We agree that Apple will sell a $99 iPhone sometime this year. But we think he might be overestimating the damage to Apple's margins. For instance, he assumes that carriers will only subsidize it by $200, half as much as the iPhone 3G -- and about as much as they subsidize phones that drive zero data revenues. We think that might be a steep cut. But admittedly, this is guess work.

As this is a platform land grab, Apple should sacrifice some profitability for market share. But we don't see Apple stabbing itself -- that's not its style.

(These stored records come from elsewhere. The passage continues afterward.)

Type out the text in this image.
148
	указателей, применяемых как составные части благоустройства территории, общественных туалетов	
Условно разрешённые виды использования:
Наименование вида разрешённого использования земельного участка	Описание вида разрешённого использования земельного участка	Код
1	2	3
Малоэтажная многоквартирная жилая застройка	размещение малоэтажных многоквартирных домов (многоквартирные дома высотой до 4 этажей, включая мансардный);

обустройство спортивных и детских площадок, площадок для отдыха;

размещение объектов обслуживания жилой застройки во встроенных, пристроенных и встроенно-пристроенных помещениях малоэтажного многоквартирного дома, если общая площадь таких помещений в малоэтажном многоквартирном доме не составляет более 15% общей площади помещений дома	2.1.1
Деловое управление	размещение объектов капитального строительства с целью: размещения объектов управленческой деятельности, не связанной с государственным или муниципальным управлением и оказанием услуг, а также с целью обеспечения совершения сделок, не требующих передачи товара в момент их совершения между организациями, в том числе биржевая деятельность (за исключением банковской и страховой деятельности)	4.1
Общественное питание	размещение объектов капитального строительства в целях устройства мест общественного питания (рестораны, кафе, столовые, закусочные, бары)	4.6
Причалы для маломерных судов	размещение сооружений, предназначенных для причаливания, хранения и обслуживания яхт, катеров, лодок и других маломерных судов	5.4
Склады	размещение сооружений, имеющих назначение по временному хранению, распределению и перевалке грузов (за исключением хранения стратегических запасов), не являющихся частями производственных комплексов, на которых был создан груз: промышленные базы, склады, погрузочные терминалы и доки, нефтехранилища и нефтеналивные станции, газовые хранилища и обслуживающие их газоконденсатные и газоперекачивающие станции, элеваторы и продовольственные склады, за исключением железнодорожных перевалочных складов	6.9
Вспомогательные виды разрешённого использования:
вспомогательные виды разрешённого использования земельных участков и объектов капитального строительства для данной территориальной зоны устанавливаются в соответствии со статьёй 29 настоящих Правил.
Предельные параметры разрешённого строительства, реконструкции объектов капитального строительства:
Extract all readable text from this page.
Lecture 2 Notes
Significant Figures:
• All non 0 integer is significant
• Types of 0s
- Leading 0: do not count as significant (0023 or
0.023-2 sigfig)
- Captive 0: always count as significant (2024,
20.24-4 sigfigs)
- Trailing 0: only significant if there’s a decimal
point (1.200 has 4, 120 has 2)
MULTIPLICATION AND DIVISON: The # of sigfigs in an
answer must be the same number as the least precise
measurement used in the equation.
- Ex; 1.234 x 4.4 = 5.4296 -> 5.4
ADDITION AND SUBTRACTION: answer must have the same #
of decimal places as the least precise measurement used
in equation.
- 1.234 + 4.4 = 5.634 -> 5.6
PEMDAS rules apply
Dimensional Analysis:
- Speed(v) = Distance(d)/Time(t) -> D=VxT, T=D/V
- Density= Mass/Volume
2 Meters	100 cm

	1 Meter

We expect the low-end iPhone to perform similarly to the current iPhone -- any significant reduction in capabilities would not be an iPhone. That said, removing 3G and GPS is plausible, but it would have to offer considerable cost savings. Last spring, research firm iSuppli told us that adding 3G and GPS to an iPhone would only cost about $20.

Meanwhile, we think the most logical high-end updates Apple could add now include more storage capacity, a better digital camera, more color choices, video recording, the ability to run multiple apps at once, and a more luxurious case.

We're going to see a lot of predictions about Apple's iPhone roadmap in the next few months, ranging from the underwhelming to the absurd. Abramsky's doesn't strike us as offbeat, but we're not sure that there's much of a reason to increase the iPhone's screen resolution -- that could mess up apps, and in its current size, wouldn't be much more useful than the phone's current resolution.